Zehn Jahre später hatte sich die Jazzlandschaft bis zur Unkenntlichkeit verwandelt: Einer derjenigen, die gleichwohl den Über-blick behielten, war der frühverstorbene (echte) Texaner Booker Ervin. Sekundiert von dem ebenfalls durch die Mingus-Schule gegangenen fröhlichen Eklektiker Jaki Byard, suchte er auf "The Space Book" mit je zwei lang ausgespielten Balladen und eigenen Themen kontrollierte Freiheit im Rollins’schen Sinne zu verwirklichen. Dem Quartett (das Richard Davis und Alan Dawson kongenial ergänzten) gelang auf Anhieb ein Meisterwerk, welches das Fehlen einer Gesamtausgabe aller "Bücher" Ervins in schmerzliche Erinnerung ruft.

Vor ein Problem sah sich Stanley Turrentine durch den Niedergang von Blue Note gestellt. Trotz der süffigen, von Deodato arrangierten Streicherklänge gelang es ihm auf dem Popjazzprogramm "Salt Song" von 1971 (es war nach "Sugar" seine zweite CTI-Aufnahme) aber noch, seine Individualität zu wahren. Allerdings waren auch die anderen Spieler erstklassig motiviert und schufen eine quicklebendig agierende Umgebung, in der sich der seelenvolle Ton des Solisten optimal entfalten konnte. Mehr auf ein schwarzes Soulund Funk-Publikum als auf die weißen Popcharts schielte Houston Person mit seinen Alben der Siebziger. Zwei der besseren, "Person To Person!" und Houston Express subsumiert eine CD unter das schon etwas verblaßte "Acid Jazz"-Etikett. Die tanzbare, bisweilen harmonisch allzu simple Musik mit den muskulösen Fender-Baßlinien macht jedenfalls noch immer Spaß.

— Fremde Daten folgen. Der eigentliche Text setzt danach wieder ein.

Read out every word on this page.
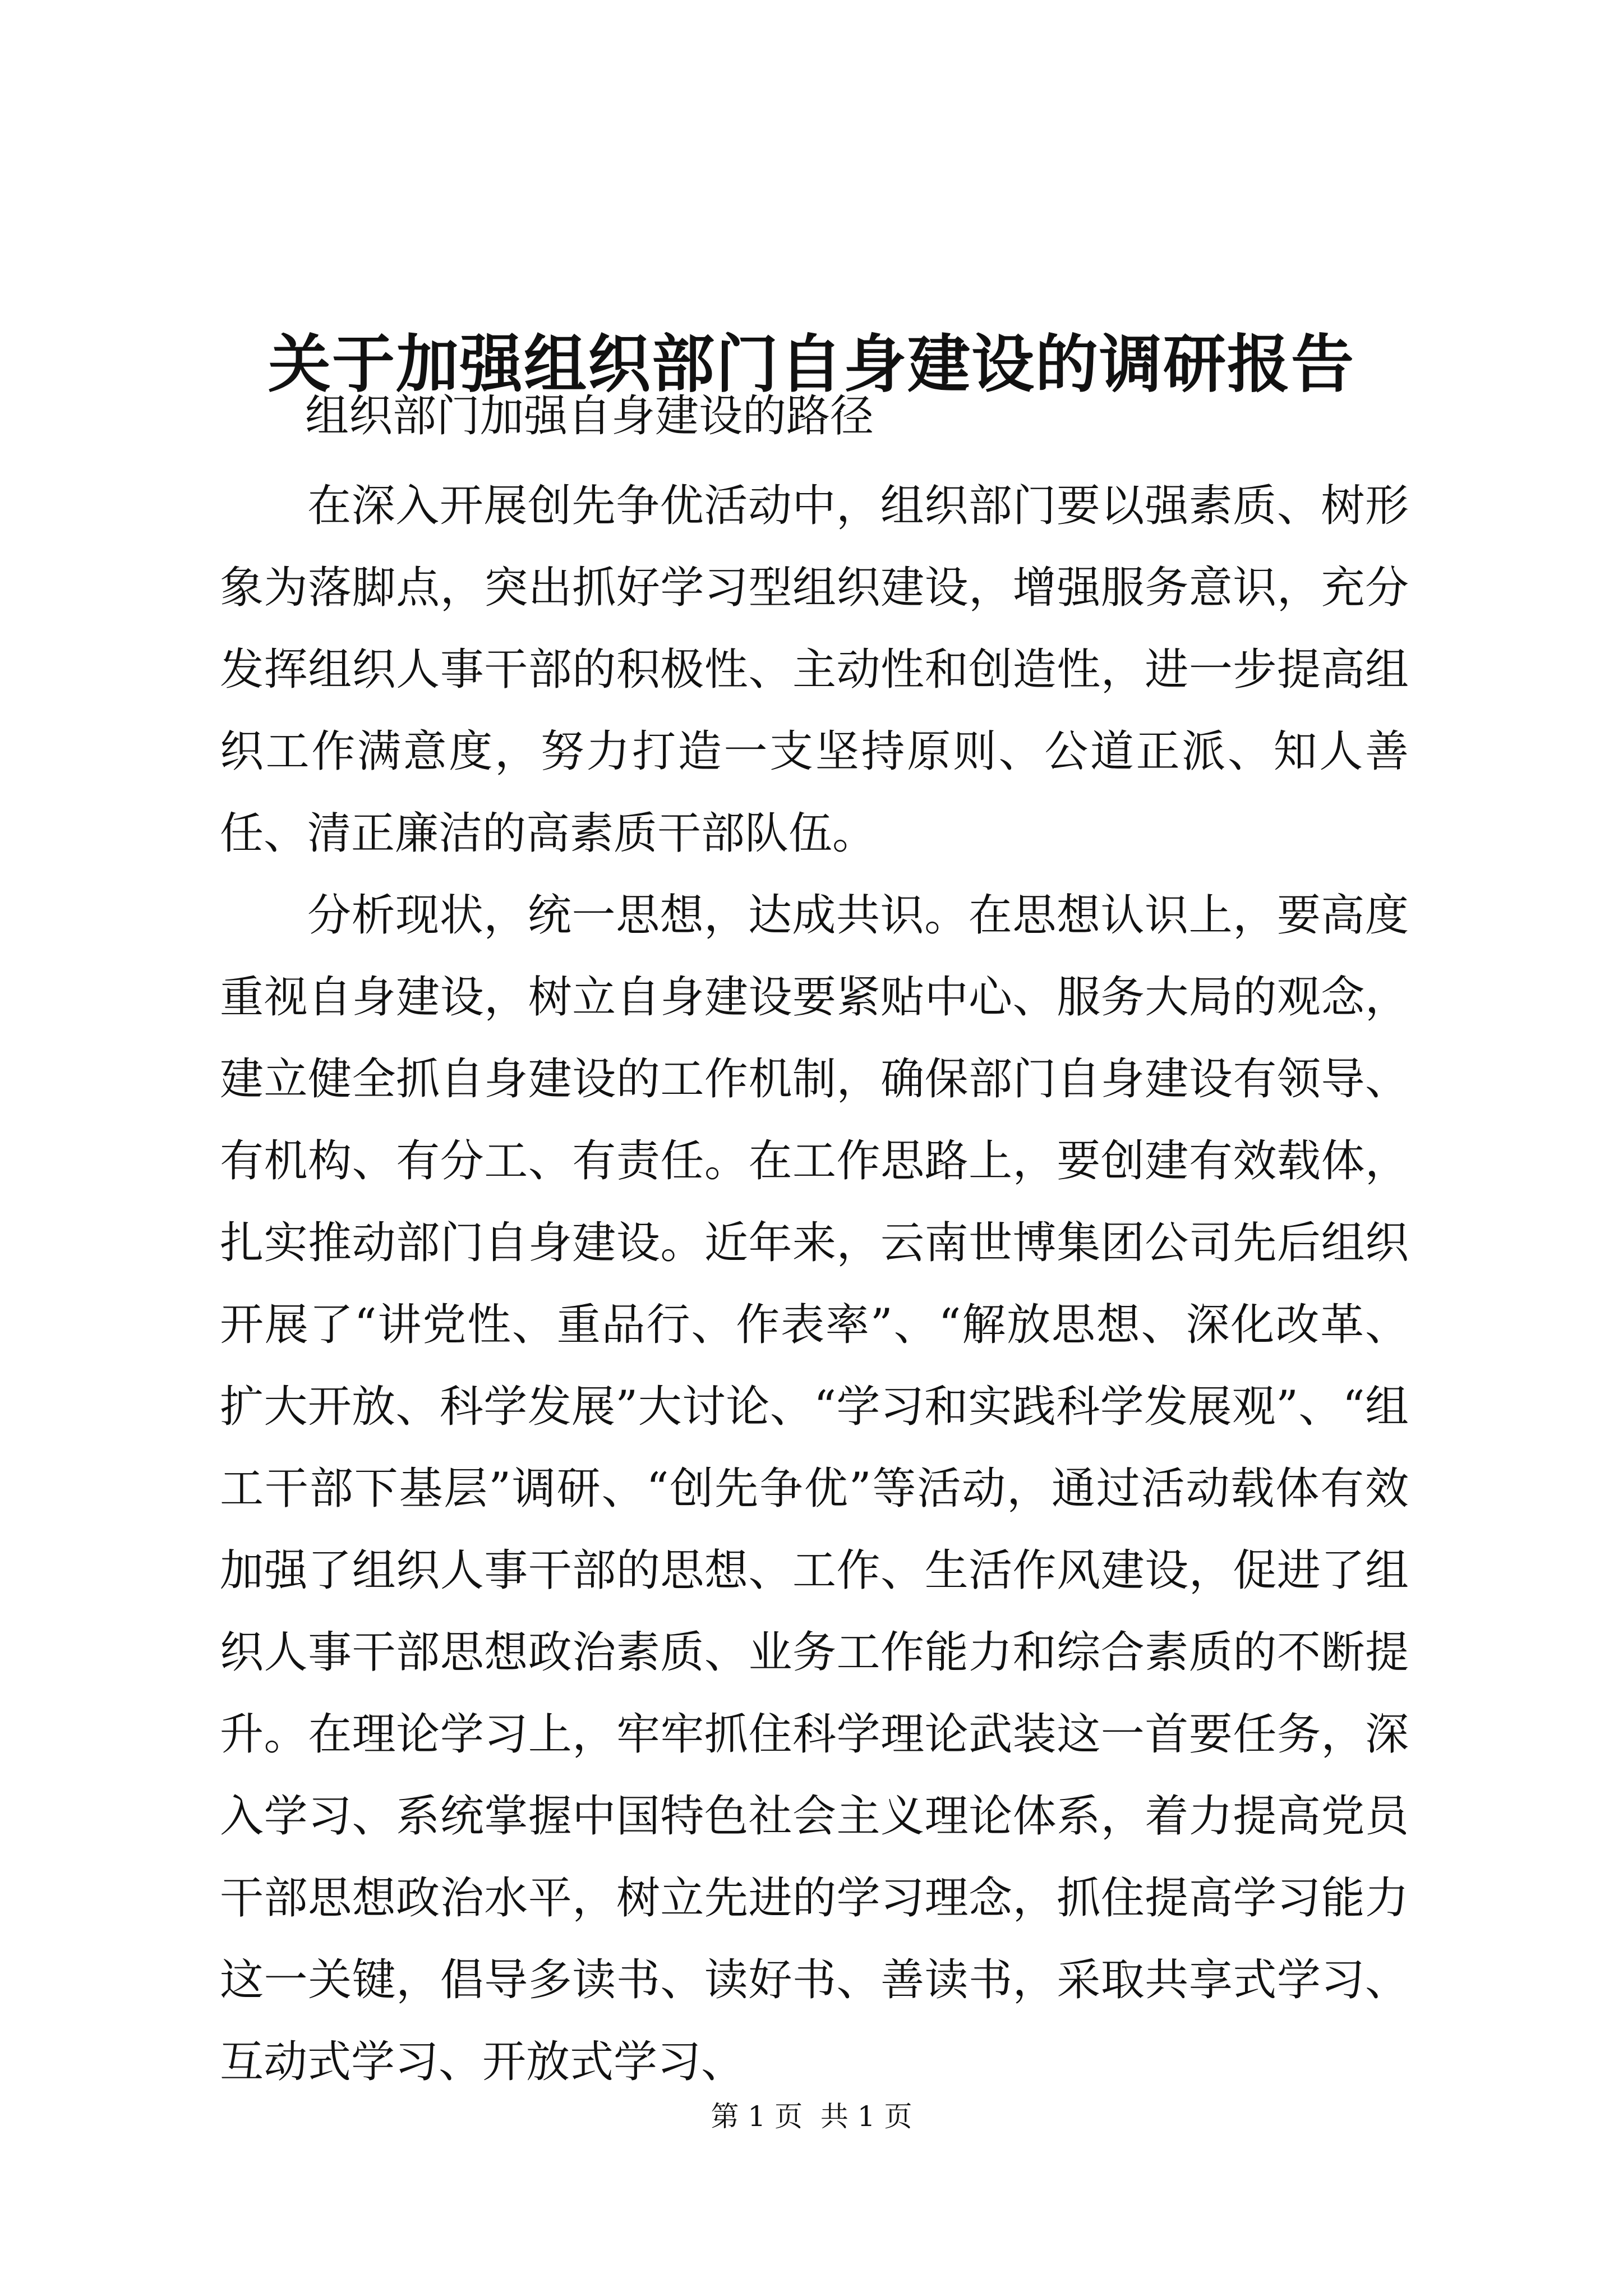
关于加强组织部门自身建设的调研报告
组织部门加强自身建设的路径

在深入开展创先争优活动中，组织部门要以强素质、树形象为落脚点，突出抓好学习型组织建设，增强服务意识，充分发挥组织人事干部的积极性、主动性和创造性，进一步提高组织工作满意度，努力打造一支坚持原则、公道正派、知人善任、清正廉洁的高素质干部队伍。

分析现状，统一思想，达成共识。在思想认识上，要高度重视自身建设，树立自身建设要紧贴中心、服务大局的观念，建立健全抓自身建设的工作机制，确保部门自身建设有领导、有机构、有分工、有责任。在工作思路上，要创建有效载体，扎实推动部门自身建设。近年来，云南世博集团公司先后组织开展了“讲党性、重品行、作表率”、“解放思想、深化改革、扩大开放、科学发展”大讨论、“学习和实践科学发展观”、“组工干部下基层”调研、“创先争优”等活动，通过活动载体有效加强了组织人事干部的思想、工作、生活作风建设，促进了组织人事干部思想政治素质、业务工作能力和综合素质的不断提升。在理论学习上，牢牢抓住科学理论武装这一首要任务，深入学习、系统掌握中国特色社会主义理论体系，着力提高党员干部思想政治水平，树立先进的学习理念，抓住提高学习能力这一关键，倡导多读书、读好书、善读书，采取共享式学习、互动式学习、开放式学习、

第 1 页  共 1 页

Anders als bei seinen von Blues und Gospel geradezu imprägnierten Kollegen Turrentine und Person stellt die Perkussion für den ebenfalls 1934 geborenen Argentinier Gato Barbieri keine verkaufsfördernde Zutat dar – sie repräsentiert das Bindeglied zu den Klängen und Rhythmen seiner Heimat. Die hatte er zunächst Richtung Europa verlassen, um an der Seite von Don Cherry die ersehnten Gestade New Yorks zu erreichen, wo er 1967 mit einer völlig freien Produktion debütierte. Die Spuren seiner Lehrzeit sind auf "The Third World" und "Fenix", den ersten der auch einzeln erhältlichen Platten für Bob Thieles Label "Flying Dutchman" unüberhörbar – coltraneske Rubato-Balladen, Aylersches Tremolo-Pathos, halbverdaute Folklorismen. "Under Fire" und "Bolivia" sind dagegen nach wie vor gültige Beispiele einer ausgelassenen, melodienseligen Fusion aus nordamerikanischem Jazz und südamerikanischem Lebensgefühl, an der Barbieris leidenschaftlich-hymnisches Spiel ebenso großen Anteil hat wie die glitzernden Klavierläufe von Lonnie Liston Smith. Ein letztes Album für Thiele, "Yesterdays", klingt nach halbherziger Vertragserfüllung und leidet sehr unter dem Fehlen Smiths. Das pièce de resistance der Box aber entstand 1971 beim Festival in Montreux: "EI Pampero". Ein Sextett aus Barbieri, Smith, dem treibenden E-Bassisten Chuck Rainey sowie drei Perkussionisten hält sich wechselseitig auf dem Energielevel eines vierzigminütigen Dauerorgasmus: Nie schuf Barbieri durch Hineinsummen in sein Instrument bei gleichzeitigem Überblasen größere Intensität als hier, vor einem begeistertem Publikum und am künstlerischen Zenit seiner Karriere. Leider hat es der französische Herausgeber der Musik – die im übrigen auch auf drei CDs gepaßt hätte – versäumt, über die ursprünglichen, französisch/ englischen Begleittexte hinaus einen kritischen Essay aus heutiger Sicht mitzuliefern.